Namun untuk memastikannya, Alex mengaku, sampai sekarang masih menunggu hasil pengecekan darah dan urine untuk memastikan pejabat tersebut positif mengkonsumsi narkoba atau tidak.
"Sampai sekarang saya belum menerima hasil pengecekan darah dan urine itu, namun yang pasti akan ada tindakan yang tegas kalau terbukti menjadi pengguna narkoba," ujar Alex pula.
Guna menciptakan pemerintahan yang bersih dari narkoba, baik di Pemprov Sumsel dan kabupaten/kota daerahnya, Alex meminta para bupati/walikota untuk dapat melakukan tes urine secara mendadak bagi pejabat eselon I, II dan III di daerah masing-masing.
Dia yakin, bila dilakukan secara benar ada saja pejabat yang terkena dan perlakuan semacam itu bukan untuk mempermalukan, namun perlu dilakukan agar roda pemerintah berjalan baik, jauh dari bahaya narkoba.
Seperti diketahui, hasil tes urine pejabat eselon I, II, dan III di lingkungan Pemprov Sumsel terindikasi 15 pejabat mengkonsumsi narkoba dan dua pejabat dipastikan positif mengkonsumsi narkoba.

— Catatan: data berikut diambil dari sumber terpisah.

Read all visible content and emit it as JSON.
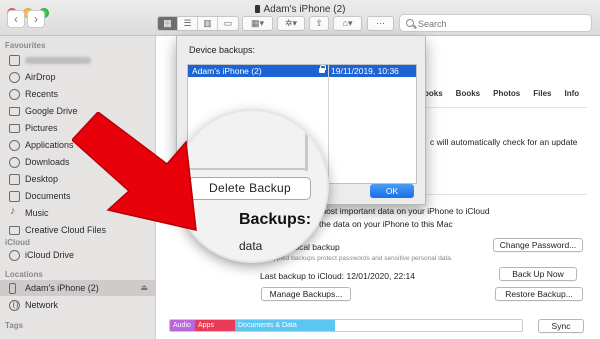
{
  "window": {
    "title": "Adam's iPhone (2)"
  },
  "toolbar": {
    "back_glyph": "‹",
    "forward_glyph": "›",
    "search_placeholder": "Search"
  },
  "sidebar": {
    "favourites_label": "Favourites",
    "favourites": [
      {
        "label": "",
        "icon": "user-home-icon",
        "redacted": true
      },
      {
        "label": "AirDrop",
        "icon": "airdrop-icon"
      },
      {
        "label": "Recents",
        "icon": "clock-icon"
      },
      {
        "label": "Google Drive",
        "icon": "drive-icon"
      },
      {
        "label": "Pictures",
        "icon": "folder-icon"
      },
      {
        "label": "Applications",
        "icon": "applications-icon"
      },
      {
        "label": "Downloads",
        "icon": "download-icon"
      },
      {
        "label": "Desktop",
        "icon": "desktop-icon"
      },
      {
        "label": "Documents",
        "icon": "document-icon"
      },
      {
        "label": "Music",
        "icon": "music-icon"
      },
      {
        "label": "Creative Cloud Files",
        "icon": "folder-icon"
      }
    ],
    "icloud_label": "iCloud",
    "icloud": [
      {
        "label": "iCloud Drive",
        "icon": "cloud-icon"
      }
    ],
    "locations_label": "Locations",
    "locations": [
      {
        "label": "Adam's iPhone (2)",
        "icon": "phone-icon",
        "selected": true
      },
      {
        "label": "Network",
        "icon": "globe-icon"
      }
    ],
    "tags_label": "Tags"
  },
  "main": {
    "tabs": [
      "ooks",
      "Books",
      "Photos",
      "Files",
      "Info"
    ],
    "update_text": "c will automatically check for an update",
    "icloud_option": "most important data on your iPhone to iCloud",
    "mac_option": "the data on your iPhone to this Mac",
    "encrypt_label": "pt local backup",
    "encrypt_note": "Encrypted backups protect passwords and sensitive personal data.",
    "change_password": "Change Password...",
    "last_backup": "Last backup to iCloud: 12/01/2020, 22:14",
    "back_up_now": "Back Up Now",
    "manage_backups": "Manage Backups...",
    "restore_backup": "Restore Backup...",
    "storage": {
      "audio": "Audio",
      "apps": "Apps",
      "docs": "Documents & Data"
    },
    "sync": "Sync"
  },
  "dialog": {
    "title": "Device backups:",
    "backup": {
      "name": "Adam's iPhone (2)",
      "date": "19/11/2019, 10:36",
      "locked": true
    },
    "ok": "OK"
  },
  "magnifier": {
    "delete_backup": "Delete Backup",
    "backups_heading": "Backups:",
    "fragment": "data"
  },
  "colors": {
    "selection_blue": "#1d63d4",
    "arrow_red": "#e8000b",
    "storage_audio": "#b866d9",
    "storage_apps": "#ea3a55",
    "storage_docs": "#5cc6f2"
  }
}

Kepastian itu didapatkan dari hari hasil tes darah 15 pejabat eselon II dan II berdasarkan hasil tes uji laboratorium Dir Narkoba Polda Sumsel positif, dan jika ditemukan bukti-bukti yang memenuhi unsur pidana, tidak menutup kemungkinan ditetapkan sebagai tersangka.
Wakil Ketua DPRD OKI, Askweni menilai, tes urine bagi sejumlah pejabat untuk memastikan mengkonsumsi narkoba atau tidak merupakan suatu hal yang wajar dan penting.
Justru dia menyayangkan adanya pejabat yang dinyatakan positif narkoba, karena hal itu menandakan moral pejabat tidak mencerminkan sebagai sosok teladan yang baik.
"Masalah ini kembali kepada moral, untuk itu sanksinya harus tegas agar dipecat dari PNS. Bahkan lebih dari itu harus diproses secara hukum," kata dia pula.
Kemungkinan diterapkan di OKI, Askweni menyerahkan sepenuhnya kepada kewenangan bupati selaku pengambil kebijakan tertinggi di daerah itu.
Jika dirasakan berguna tentu dapat dilakukan tes urine secara mendadak bagi seluruh pejabat, kata dia pula.